Но он чувствовал себя так бодро и легко, что никаких упражнений и водных процедур делать не стал, скоренько умылся, оделся и побежал на кухню сооружать себе завтрак. Сооружать однако ничего не пришлось – завтрак уже был готов и ждал его на столе, источая приятный аромат слегка пережаренного лука и яичницы.

– Ну, вот и ты! С праздником тебя, Свистунов! Садись, заправляйся, веселый мой человек, – жена встретила его улыбкой.

– Спасибо, – растерялся Свистунов, – и тебя тоже… с праздником. – И не очень уверенно поцеловал жену в щечку, чего не делал уже много лет.

В окно кухни светило раннее весеннее солнце, на столе его ждал (тоже впервые за много лет) заботливо приготовленный завтрак – разве ж это не праздник? Подумал и засомневался: душа предчувствовала и ждала чего-то другого. Хотя и это хорошо, однако не слишком ли мало? Заглянул в душу, но та не отозвалась, занятая своим загадочным предчувствием. Видно, этой яичницы ей тоже было маловато.

Однако чем дальше – тем больше. Когда Свистунов покончил с яичницей и чаем и заторопился к двери, жена протянула ему заранее приготовленный и изрядно тяжелый пакет.

– Это тебе на обед. Не забудь друзей угостить, раз у тебя сегодня такой день. А уж вечером…

Он не расслышал, что будет вечером, потому что уже был на лестнице, а через минуту и на улице, где весело светило раннее весеннее солнце, влажно поблескивали подмерзшие за ночь лужицы, на еще голых тополях кричали грачи.

На пути к остановке трамвая ему попалась длинная заледеневшая лужа. Свистунову она понравилась. Разбежавшись, прокатился, – понравилась еще больше. Ему было так весело и хорошо, душа в нем так пела и ликовала, что он, как школьник, принялся с азартом кататься и катался до тех пор, пока не упал.

При падении он выронил пакет, отчего в нем что-то подозрительно звякнуло, а в ушибленной голове вдруг стало светло-светло. Наверное, из-за этого Свистунов как-то сразу вспомнил, что сегодня у него действительно особенный день – пятнадцатое апреля, день рождения. И не обычный, что неизбежно случается каждый год, а пятьдесят пятый в его жизни. Своего рода юбилей! Жена знала, помнила, даже поздравила, а он так заработался, что забыл. Собственный день рождения забыл, ну разве ж так можно!..

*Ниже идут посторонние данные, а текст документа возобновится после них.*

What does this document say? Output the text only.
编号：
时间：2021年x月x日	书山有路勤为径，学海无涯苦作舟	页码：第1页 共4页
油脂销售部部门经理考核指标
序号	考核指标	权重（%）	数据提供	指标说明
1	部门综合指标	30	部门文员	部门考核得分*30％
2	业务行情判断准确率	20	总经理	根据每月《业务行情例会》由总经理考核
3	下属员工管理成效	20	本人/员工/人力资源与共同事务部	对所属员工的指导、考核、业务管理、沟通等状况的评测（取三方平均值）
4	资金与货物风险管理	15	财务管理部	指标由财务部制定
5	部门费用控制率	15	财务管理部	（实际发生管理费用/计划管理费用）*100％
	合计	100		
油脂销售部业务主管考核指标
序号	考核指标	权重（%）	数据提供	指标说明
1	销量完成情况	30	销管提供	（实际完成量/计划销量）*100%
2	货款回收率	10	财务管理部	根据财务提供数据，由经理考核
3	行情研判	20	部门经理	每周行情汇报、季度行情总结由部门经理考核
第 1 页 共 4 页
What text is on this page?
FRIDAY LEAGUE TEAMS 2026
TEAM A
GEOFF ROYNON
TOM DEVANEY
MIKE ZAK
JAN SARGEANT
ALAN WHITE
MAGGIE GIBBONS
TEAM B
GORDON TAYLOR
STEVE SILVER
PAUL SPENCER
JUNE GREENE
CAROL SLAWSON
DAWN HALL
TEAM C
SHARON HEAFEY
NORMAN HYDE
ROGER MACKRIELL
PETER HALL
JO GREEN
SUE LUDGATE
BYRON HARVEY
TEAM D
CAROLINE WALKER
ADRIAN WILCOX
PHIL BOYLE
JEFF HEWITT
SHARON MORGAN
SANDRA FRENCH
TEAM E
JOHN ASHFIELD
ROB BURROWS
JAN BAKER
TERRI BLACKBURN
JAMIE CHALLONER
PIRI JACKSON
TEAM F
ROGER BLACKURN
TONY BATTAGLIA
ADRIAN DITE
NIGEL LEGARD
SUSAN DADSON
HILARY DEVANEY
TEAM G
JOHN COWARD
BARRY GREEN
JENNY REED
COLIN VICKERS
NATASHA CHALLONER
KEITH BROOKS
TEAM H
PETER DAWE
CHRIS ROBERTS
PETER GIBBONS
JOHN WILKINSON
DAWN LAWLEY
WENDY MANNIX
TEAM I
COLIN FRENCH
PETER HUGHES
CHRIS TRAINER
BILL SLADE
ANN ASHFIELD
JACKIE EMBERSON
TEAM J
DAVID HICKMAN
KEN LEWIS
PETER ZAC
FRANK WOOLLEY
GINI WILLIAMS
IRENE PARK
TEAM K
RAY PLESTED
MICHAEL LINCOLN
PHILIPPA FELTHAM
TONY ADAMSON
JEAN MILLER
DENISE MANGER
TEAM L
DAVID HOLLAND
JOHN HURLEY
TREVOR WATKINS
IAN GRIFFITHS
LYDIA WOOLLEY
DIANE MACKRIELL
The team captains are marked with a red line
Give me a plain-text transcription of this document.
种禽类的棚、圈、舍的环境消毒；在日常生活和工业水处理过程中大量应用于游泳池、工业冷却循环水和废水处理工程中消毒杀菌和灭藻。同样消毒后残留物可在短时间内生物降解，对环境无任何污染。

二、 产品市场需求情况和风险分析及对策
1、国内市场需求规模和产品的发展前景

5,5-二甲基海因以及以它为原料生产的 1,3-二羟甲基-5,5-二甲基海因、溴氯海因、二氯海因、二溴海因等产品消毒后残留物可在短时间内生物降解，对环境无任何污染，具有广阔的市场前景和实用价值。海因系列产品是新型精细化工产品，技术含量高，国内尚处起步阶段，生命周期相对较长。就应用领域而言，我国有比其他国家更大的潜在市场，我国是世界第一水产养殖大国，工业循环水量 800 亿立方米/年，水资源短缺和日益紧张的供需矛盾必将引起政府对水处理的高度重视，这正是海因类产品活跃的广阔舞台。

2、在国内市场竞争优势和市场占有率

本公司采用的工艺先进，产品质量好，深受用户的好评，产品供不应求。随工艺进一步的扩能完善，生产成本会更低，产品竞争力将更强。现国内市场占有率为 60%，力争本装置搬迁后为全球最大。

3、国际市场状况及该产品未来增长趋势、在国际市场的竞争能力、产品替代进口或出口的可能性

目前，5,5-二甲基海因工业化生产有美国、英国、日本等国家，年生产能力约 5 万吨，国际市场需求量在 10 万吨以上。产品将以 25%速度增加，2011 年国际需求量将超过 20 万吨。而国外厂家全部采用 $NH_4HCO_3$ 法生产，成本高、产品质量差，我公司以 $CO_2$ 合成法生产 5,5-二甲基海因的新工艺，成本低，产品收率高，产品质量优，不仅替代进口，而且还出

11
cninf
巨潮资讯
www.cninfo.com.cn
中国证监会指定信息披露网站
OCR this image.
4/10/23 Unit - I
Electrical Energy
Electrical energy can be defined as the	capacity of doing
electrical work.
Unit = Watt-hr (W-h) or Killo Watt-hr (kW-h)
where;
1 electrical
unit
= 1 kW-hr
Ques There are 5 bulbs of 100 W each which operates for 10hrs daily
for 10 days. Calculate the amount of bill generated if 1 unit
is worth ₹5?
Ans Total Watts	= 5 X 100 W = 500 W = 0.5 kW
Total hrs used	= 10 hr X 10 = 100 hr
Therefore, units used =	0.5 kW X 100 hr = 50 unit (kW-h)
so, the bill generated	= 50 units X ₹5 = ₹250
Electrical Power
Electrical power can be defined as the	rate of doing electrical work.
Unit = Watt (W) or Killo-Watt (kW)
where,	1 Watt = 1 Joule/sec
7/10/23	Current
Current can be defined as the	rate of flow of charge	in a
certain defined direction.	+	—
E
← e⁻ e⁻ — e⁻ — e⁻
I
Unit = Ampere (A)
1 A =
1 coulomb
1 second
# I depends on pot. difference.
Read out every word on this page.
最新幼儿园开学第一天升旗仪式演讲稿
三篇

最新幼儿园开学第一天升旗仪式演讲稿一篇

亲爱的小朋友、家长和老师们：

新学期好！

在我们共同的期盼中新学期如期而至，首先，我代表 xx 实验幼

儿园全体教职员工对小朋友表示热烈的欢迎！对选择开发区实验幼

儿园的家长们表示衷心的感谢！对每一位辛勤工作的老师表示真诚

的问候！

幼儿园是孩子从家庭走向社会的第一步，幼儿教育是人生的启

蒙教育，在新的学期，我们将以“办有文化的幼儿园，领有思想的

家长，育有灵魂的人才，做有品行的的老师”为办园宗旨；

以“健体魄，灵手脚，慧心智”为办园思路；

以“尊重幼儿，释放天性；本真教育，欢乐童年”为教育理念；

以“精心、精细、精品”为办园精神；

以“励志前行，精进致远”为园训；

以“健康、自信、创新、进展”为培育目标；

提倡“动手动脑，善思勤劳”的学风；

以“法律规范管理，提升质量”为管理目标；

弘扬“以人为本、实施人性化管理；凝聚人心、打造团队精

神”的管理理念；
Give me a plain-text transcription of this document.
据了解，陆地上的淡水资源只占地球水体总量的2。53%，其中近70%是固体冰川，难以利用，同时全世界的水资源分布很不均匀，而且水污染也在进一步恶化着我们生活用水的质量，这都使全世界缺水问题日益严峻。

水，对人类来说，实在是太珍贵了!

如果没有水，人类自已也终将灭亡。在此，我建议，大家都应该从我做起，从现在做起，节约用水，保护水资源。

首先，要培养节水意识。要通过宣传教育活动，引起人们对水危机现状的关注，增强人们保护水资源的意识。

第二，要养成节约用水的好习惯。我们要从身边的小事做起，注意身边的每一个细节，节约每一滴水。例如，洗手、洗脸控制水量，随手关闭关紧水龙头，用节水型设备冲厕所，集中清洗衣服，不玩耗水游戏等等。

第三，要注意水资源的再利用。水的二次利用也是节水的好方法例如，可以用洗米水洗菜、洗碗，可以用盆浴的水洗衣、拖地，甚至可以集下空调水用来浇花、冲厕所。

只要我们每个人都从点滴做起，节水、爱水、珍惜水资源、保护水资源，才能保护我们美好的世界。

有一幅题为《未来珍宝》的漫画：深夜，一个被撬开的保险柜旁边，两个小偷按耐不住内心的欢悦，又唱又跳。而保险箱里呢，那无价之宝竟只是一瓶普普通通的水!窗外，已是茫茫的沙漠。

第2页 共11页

Подняв пакет и заглянув в него, он еще раз тепло подумал о жене: надо же, не забыла, сто лет не обращала на этот день внимания – и вдруг…

Додумать свои мысли о жене он не успел, потому что увидел на дне пакета тускло поблескивающие осколки стекла. Извлек один – от бутылки. Понюхал – пахнет. Чем пахнут в России такие емкости, объяснять не надо. От удивления, а еще больше от жалости Свистунов только присвистнул:

– Вот те и раз! Проздравился называется. С юбилеем тебя, дорогой Никита Аверьянович! Многая, многая тебе лета!..

Как ни жалел, как ни горевал, а не удержался – рассмеялся. Проходивший мимо гражданин не преминул остановиться и полюбопытствовать, отчего в такое раннее весеннее утро да в таком тихом переулке такой, знаете ли, подозрительный смех. На каком, дескать, основании и по какому, мол, праву.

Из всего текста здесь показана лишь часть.